While Ayotte's support is notable and means the bill is approaching the 60 votes it needs to override a filibuster in the Senate, the way in which she announced her support says a lot.
An e-mail from Ayotte explaining her decision clocked in at more than 2,800 words, and it linked to a separate "op-ed" on her Web site that made the same case. Any time a politician needs nearly 3,000 words to justify a position, you can tell it's dicey. (Ayotte, of course, was a prime target of gun control groups after her vote against expanded background checks, so perhaps she's just trying to get ahead of story this time around.)
As for Crossroads, while it announced its broad support for the effort, it did so with several apparent caveats. The group said it would like amendments to "secure the border, allow for high-skilled immigration, prohibit eligibility for welfare and Obamacare benefits, put undocumented immigrants at the back of the line, and replace the current chain migration system to one that is merit-based."
That's a lot of asks, and each of those amendments will be contentious. In addition, Democrats contend that adding them to the bill may constitute a "poison pill" that would jeopardize Democratic support for the bill.
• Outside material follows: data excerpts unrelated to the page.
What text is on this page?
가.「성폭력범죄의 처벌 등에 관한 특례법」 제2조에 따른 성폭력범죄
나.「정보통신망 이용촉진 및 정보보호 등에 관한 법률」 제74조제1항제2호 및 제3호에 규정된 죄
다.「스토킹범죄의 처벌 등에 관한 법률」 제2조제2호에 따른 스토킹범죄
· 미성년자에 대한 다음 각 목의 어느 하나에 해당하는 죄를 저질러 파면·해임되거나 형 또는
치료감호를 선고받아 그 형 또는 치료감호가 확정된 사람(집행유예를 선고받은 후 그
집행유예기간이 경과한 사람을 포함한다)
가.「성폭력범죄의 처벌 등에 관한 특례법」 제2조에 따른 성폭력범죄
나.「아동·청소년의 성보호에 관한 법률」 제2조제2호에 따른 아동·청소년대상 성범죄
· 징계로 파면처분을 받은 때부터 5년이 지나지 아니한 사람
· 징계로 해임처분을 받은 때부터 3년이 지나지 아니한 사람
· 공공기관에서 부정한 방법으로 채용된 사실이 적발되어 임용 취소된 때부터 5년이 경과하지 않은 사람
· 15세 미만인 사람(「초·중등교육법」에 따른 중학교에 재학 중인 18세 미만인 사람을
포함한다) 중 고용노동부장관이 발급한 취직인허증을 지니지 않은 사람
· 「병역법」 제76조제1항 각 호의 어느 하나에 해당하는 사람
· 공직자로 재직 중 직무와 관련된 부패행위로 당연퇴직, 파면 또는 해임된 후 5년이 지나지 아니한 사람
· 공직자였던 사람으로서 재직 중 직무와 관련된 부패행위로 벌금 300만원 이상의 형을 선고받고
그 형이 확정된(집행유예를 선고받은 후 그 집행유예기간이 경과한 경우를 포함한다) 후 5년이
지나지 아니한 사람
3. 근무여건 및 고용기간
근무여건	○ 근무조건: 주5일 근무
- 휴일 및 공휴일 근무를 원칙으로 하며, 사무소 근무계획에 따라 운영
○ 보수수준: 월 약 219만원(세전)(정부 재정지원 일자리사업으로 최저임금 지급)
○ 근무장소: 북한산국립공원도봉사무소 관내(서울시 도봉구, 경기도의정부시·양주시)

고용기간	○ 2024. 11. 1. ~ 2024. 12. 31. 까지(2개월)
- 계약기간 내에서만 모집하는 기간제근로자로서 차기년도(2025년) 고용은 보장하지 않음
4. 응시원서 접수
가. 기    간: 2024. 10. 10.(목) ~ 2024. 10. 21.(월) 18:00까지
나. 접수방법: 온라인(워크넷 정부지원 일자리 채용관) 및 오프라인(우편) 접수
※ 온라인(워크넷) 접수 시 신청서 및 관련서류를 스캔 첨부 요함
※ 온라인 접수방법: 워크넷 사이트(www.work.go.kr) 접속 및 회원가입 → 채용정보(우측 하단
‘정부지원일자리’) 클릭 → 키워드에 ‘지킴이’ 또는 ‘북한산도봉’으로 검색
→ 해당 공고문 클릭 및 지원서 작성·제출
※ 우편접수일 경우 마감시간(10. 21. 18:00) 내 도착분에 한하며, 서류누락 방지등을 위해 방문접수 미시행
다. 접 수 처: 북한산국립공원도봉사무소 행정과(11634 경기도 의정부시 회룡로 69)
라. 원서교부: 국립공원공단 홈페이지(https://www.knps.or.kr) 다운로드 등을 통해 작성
Ayotte's and Crossroads' support come on the heels of two other notable events in the immigration debate last week. The first was the House's passage of a bill that would overturn President Obama executive order exempting young illegal immigrants from deportation — similar to so-called DREAM Act legislation. And the second was Sen. Marco Rubio (R-Fla.) saying he wouldn't support the immigration bill (a bill he helped craft) without tougher border security measures.
The House vote signals that congressional Republicans aren't afraid to take votes that may jeopardize their standing with Latinos. Indeed, the vote last week was essentially a symbolic measure with no chance of passage in the Senate, but it still got the support of 221 out of 227 Republicans who voted. If they're voting for that, why wouldn't they also vote against a path to citizenship?
And Rubio's position, while ostensibly intended to help create a bill that can actually pass in the House, shows just how uncertain a proposition that is. The fact that Rubio doesn't think a compromise that he previously agreed to can pass muster in the lower chamber without some changes shows how Congress is really going to have to thread the needle on this one.
Crossroads sees that too, which is why its support included as many provisos as it did.
Ayotte, Crossroads and Rubio are all sticking their necks out, to some degree, for immigration reform, but the way in which each of them have demonstrated their support points to the very difficult path ahead.